“To M. de Breteuil he wrote, ‘they found me a little difficult in my turn and they said it was only because I was so sought after; but since I desired absolutely to fix public opinion by a new examination of the piece, I insisted, and so they have accorded me the severe historian, Gaillard of the French Academy.’

“This,” continues Loménie, “was well thought out. Just before a court festival, where all were eagerly awaiting the representation, what censor, no matter how arbitrary, would dare interfere by spoiling their joy and provoking the anger of the powerful lords who ordered the festival? And so, as was to be expected, the report of the censure was ‘completely favorable.’”

But Beaumarchais was not yet satisfied. “The play approved once more,” he wrote in his memoirs to M. de Breteuil, “I carried my precaution so far that I required before I would consent to its being played at the festival, the express promise of the magistracy that the Comédie-Française might consider it as belonging to their theater and I dare certify that that assurance was given by M. Lenoir, who certainly believed everything complete as did I myself.”

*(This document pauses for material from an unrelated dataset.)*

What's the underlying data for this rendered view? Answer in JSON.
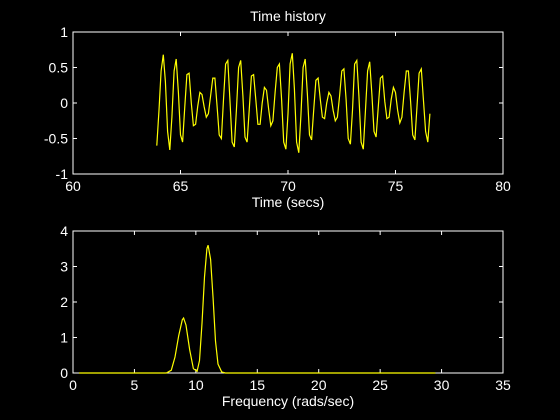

“To appreciate the diplomatic value,” continues Loménie, “of this passage, and the art with which Beaumarchais in the suppleness of his tenacity knew how to bind over the people who inconvenienced him, and that he could not openly attack, it is well to recall that at this moment he was struggling against an express prohibition of the representation of his play by the king, a prohibition that his majesty consented to lift only for one day, in a particular house and that only to gratify his brother the Comte d’Artois and M. de Vaudreuil.”

Beaumarchais, on his side, was sincere in not wishing to let it be played at Grennevilliers except on condition that he be formally promised that sooner or later it would be given to the public; but since he did not dare to push the matter so far, he saw the way to take one step in advance, by inventing the beautiful paraphrase that had just been read, which became a sort of vague engagement contracted with him and upon which he would depend very soon to push matters still further.

On these conditions he finally accorded the permission asked, and M. de Vaudreuil thanked him in a letter which proves as far as he was concerned, that he accepted the engagement in the sense understood by Beaumarchais. He wrote:

JOHN JAY

“The comte de Vaudreuil has the honor to thank M. de Beaumarchais for the kindness which he has shown in allowing his piece to be played at Grennevilliers. The comte de Vaudreuil has seized with alacrity this opportunity of giving to the public a chef d’œuvre which it awaits with impatience. The presence of Monseigneur the comte d’Artois and the real merit of this charming piece will in the end destroy all the obstacles which have retarded its representation. The comte de Vaudreuil hopes very soon to be able to thank M. de Beaumarchais personally.